Corruption in resettlement programme can’t be ruled out: Geingob

06 Oct 2018 13:40pm
WINDHOEK, 06 OCT (NAMPA) – President Hage Geingob has weighed in on Government’s pre-2010 resettlement list, saying corruption in the programme cannot be ruled out even though no evidence has been brought forth to prove such claims.
Geingob made these remarks during his closing statement at the second National Land Conference in the capital on Friday.
He was responding to demands from delegates to the conference who wanted Government’s comprehensive resettlement list to be revealed.
Those demanding the list say the resettlement programme is skewed and has mainly benefited the political elite and their cronies.
Okakarara Constituency councillor Vetaruhe Kandorozu, who was also a delegate to the land indaba, wanted to know why the list of those who benefited since the inception of the programme is not available.
“What are you hiding? We want that list to be made public before the end of the conference,” Kandorozu said on Thursday.
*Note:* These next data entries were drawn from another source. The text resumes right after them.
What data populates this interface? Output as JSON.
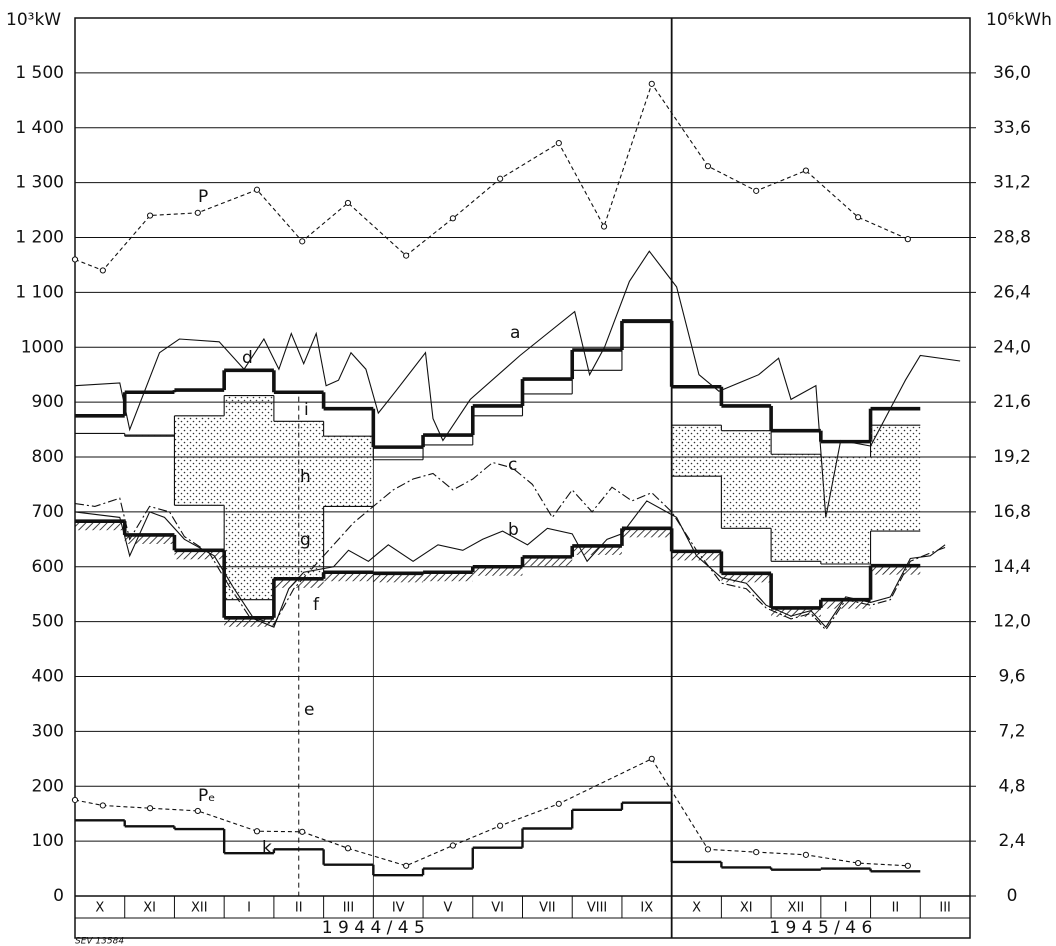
{
  "chart_data": {
    "type": "line",
    "y_label": "10³kW",
    "y2_label": "10⁶kWh",
    "categories": [
      "X",
      "XI",
      "XII",
      "I",
      "II",
      "III",
      "IV",
      "V",
      "VI",
      "VII",
      "VIII",
      "IX",
      "X",
      "XI",
      "XII",
      "I",
      "II",
      "III"
    ],
    "year_labels": [
      "1 9 4 4 / 4 5",
      "1 9 4 5 / 4 6"
    ],
    "xlim": [
      0,
      18
    ],
    "ylim": [
      0,
      1600
    ],
    "yticks": [
      0,
      100,
      200,
      300,
      400,
      500,
      600,
      700,
      800,
      900,
      {
        "value": 1000,
        "label": "1000"
      },
      {
        "value": 1100,
        "label": "1 100"
      },
      {
        "value": 1200,
        "label": "1 200"
      },
      {
        "value": 1300,
        "label": "1 300"
      },
      {
        "value": 1400,
        "label": "1 400"
      },
      {
        "value": 1500,
        "label": "1 500"
      }
    ],
    "y2lim": [
      0,
      38.4
    ],
    "y2ticks": [
      0,
      {
        "value": 2.4,
        "label": "2,4"
      },
      {
        "value": 4.8,
        "label": "4,8"
      },
      {
        "value": 7.2,
        "label": "7,2"
      },
      {
        "value": 9.6,
        "label": "9,6"
      },
      {
        "value": 12.0,
        "label": "12,0"
      },
      {
        "value": 14.4,
        "label": "14,4"
      },
      {
        "value": 16.8,
        "label": "16,8"
      },
      {
        "value": 19.2,
        "label": "19,2"
      },
      {
        "value": 21.6,
        "label": "21,6"
      },
      {
        "value": 24.0,
        "label": "24,0"
      },
      {
        "value": 26.4,
        "label": "26,4"
      },
      {
        "value": 28.8,
        "label": "28,8"
      },
      {
        "value": 31.2,
        "label": "31,2"
      },
      {
        "value": 33.6,
        "label": "33,6"
      },
      {
        "value": 36.0,
        "label": "36,0"
      }
    ],
    "grid": true,
    "color": "#111",
    "series": [
      {
        "name": "a",
        "kind": "curve",
        "dash": "solid",
        "weight": "thin",
        "x": [
          0,
          0.9,
          1.1,
          1.7,
          2.1,
          2.9,
          3.4,
          3.8,
          4.1,
          4.35,
          4.6,
          4.85,
          5.05,
          5.3,
          5.55,
          5.85,
          6.1,
          6.45,
          7.05,
          7.2,
          7.4,
          7.95,
          8.95,
          10.05,
          10.35,
          10.65,
          11.15,
          11.55,
          12.1,
          12.55,
          12.95,
          13.75,
          14.15,
          14.4,
          14.9,
          15.1,
          15.4,
          16.0,
          16.7,
          17.0,
          17.8
        ],
        "values": [
          930,
          935,
          850,
          990,
          1015,
          1010,
          960,
          1015,
          960,
          1025,
          970,
          1025,
          930,
          940,
          990,
          960,
          880,
          920,
          990,
          870,
          830,
          905,
          985,
          1065,
          950,
          1000,
          1120,
          1175,
          1110,
          950,
          920,
          950,
          980,
          905,
          930,
          690,
          830,
          820,
          940,
          985,
          975
        ]
      },
      {
        "name": "b",
        "kind": "curve",
        "dash": "solid",
        "weight": "thin",
        "x": [
          0,
          0.9,
          1.1,
          1.5,
          1.8,
          2.2,
          2.8,
          3.2,
          3.6,
          4.0,
          4.3,
          4.6,
          5.2,
          5.5,
          5.9,
          6.3,
          6.8,
          7.3,
          7.8,
          8.2,
          8.6,
          9.1,
          9.5,
          10.0,
          10.3,
          10.7,
          11.0,
          11.5,
          12.1,
          12.5,
          13.0,
          13.5,
          13.9,
          14.4,
          14.8,
          15.1,
          15.5,
          16.0,
          16.4,
          16.8,
          17.2,
          17.5
        ],
        "values": [
          700,
          690,
          620,
          700,
          690,
          650,
          620,
          560,
          505,
          490,
          560,
          590,
          600,
          630,
          610,
          640,
          610,
          640,
          630,
          650,
          665,
          640,
          670,
          660,
          610,
          650,
          660,
          720,
          690,
          620,
          580,
          570,
          530,
          510,
          520,
          490,
          545,
          535,
          545,
          615,
          620,
          640
        ]
      },
      {
        "name": "c",
        "kind": "curve",
        "dash": "dashdot",
        "weight": "thin",
        "x": [
          0,
          0.4,
          0.9,
          1.1,
          1.5,
          1.9,
          2.2,
          2.7,
          3.1,
          3.5,
          4.0,
          4.4,
          4.8,
          5.2,
          5.6,
          6.0,
          6.4,
          6.8,
          7.2,
          7.6,
          8.0,
          8.4,
          8.8,
          9.2,
          9.6,
          10.0,
          10.4,
          10.8,
          11.2,
          11.6,
          12.0,
          12.5,
          13.0,
          13.5,
          13.9,
          14.4,
          14.8,
          15.1,
          15.5,
          16.0,
          16.4,
          16.8,
          17.2,
          17.5
        ],
        "values": [
          715,
          710,
          725,
          650,
          710,
          700,
          655,
          625,
          565,
          510,
          495,
          560,
          600,
          640,
          680,
          710,
          740,
          760,
          770,
          740,
          760,
          790,
          780,
          750,
          690,
          740,
          700,
          745,
          720,
          735,
          700,
          630,
          570,
          560,
          525,
          505,
          515,
          485,
          540,
          530,
          540,
          610,
          625,
          635
        ]
      },
      {
        "name": "d",
        "kind": "step",
        "weight": "thick",
        "values": [
          875,
          918,
          922,
          958,
          918,
          888,
          818,
          840,
          893,
          942,
          995,
          1048,
          928,
          893,
          848,
          828,
          888,
          null
        ]
      },
      {
        "kind": "step",
        "weight": "thin",
        "fill_to": 5,
        "values": [
          843,
          838,
          875,
          912,
          865,
          838,
          795,
          822,
          875,
          915,
          958,
          1045,
          858,
          848,
          805,
          800,
          858,
          null
        ]
      },
      {
        "kind": "step",
        "weight": "thin",
        "values": [
          null,
          840,
          712,
          540,
          580,
          710,
          null,
          null,
          null,
          null,
          null,
          null,
          765,
          670,
          610,
          605,
          665,
          null
        ]
      },
      {
        "kind": "step",
        "weight": "thick",
        "hatch": true,
        "values": [
          683,
          658,
          630,
          507,
          578,
          590,
          588,
          590,
          600,
          618,
          638,
          670,
          628,
          588,
          525,
          540,
          602,
          null
        ]
      },
      {
        "name": "P",
        "kind": "curve",
        "dash": "dashed",
        "weight": "thin",
        "markers": true,
        "x": [
          0,
          0.56,
          1.51,
          2.47,
          3.66,
          4.57,
          5.49,
          6.66,
          7.6,
          8.55,
          9.73,
          10.64,
          11.6,
          12.73,
          13.7,
          14.7,
          15.75,
          16.75
        ],
        "values": [
          1160,
          1140,
          1240,
          1245,
          1287,
          1193,
          1263,
          1167,
          1235,
          1307,
          1372,
          1220,
          1480,
          1330,
          1285,
          1322,
          1237,
          1197
        ]
      },
      {
        "name": "Pₑ",
        "kind": "curve",
        "dash": "dashed",
        "weight": "thin",
        "markers": true,
        "x": [
          0,
          0.56,
          1.51,
          2.47,
          3.66,
          4.57,
          5.49,
          6.66,
          7.6,
          8.55,
          9.73,
          11.6,
          12.73,
          13.7,
          14.7,
          15.75,
          16.75
        ],
        "values": [
          175,
          165,
          160,
          155,
          118,
          117,
          87,
          55,
          92,
          128,
          168,
          250,
          85,
          80,
          75,
          60,
          55
        ]
      },
      {
        "name": "k",
        "kind": "step",
        "weight": "medium",
        "values": [
          138,
          127,
          122,
          78,
          85,
          57,
          38,
          50,
          88,
          123,
          157,
          170,
          62,
          52,
          48,
          50,
          45,
          null
        ]
      }
    ],
    "annotations": [
      "e",
      "f",
      "g",
      "h",
      "i",
      "SEV 13584"
    ]
  }
}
He continued: “We have the number of resettled farmers (549), while beneficiaries are 5 338. Where did this number come from if we don't have the names to complement these numbers?”
When Geingob took to the podium on the last day of the convention, he said numerous allegations have been made regarding the pre-2010 list and this troubles him.
“No evidence has been provided to support the allegations of corruption and while corruption can’t be ruled out, it is not inconceivable that the challenge around releasing the list has to do with poor record keeping,” the president stated briefly.
He also indicated that trust would be gained through accountability and transparency in the programme.
On the opposing end, suspicion is sowed through secrecy and evasiveness, Geingob said.
“We will restore and increase trust and fairness in the process,” he said.
To mitigate the challenge of poor record keeping, Geingob promised that concerted efforts will be made to find or use the available information to create a complete resettlement list, even if it means conducting an audit of all the resettlement farms.
The president also acknowledged that the programme has been less than satisfactory and took note of concerns raised about the resettlement process and criteria.
Geingob then took issue with the challenges faced by resettled farmers who sometimes do not have the requisite skills and technical know-how to run farms sustainably and profitably.
To address this dilemma, he proposed that newly resettled farmers be linked to experienced commercial farmers for training, coaching and mentoring, as well as provision of shared services through the establishment of cooperatives.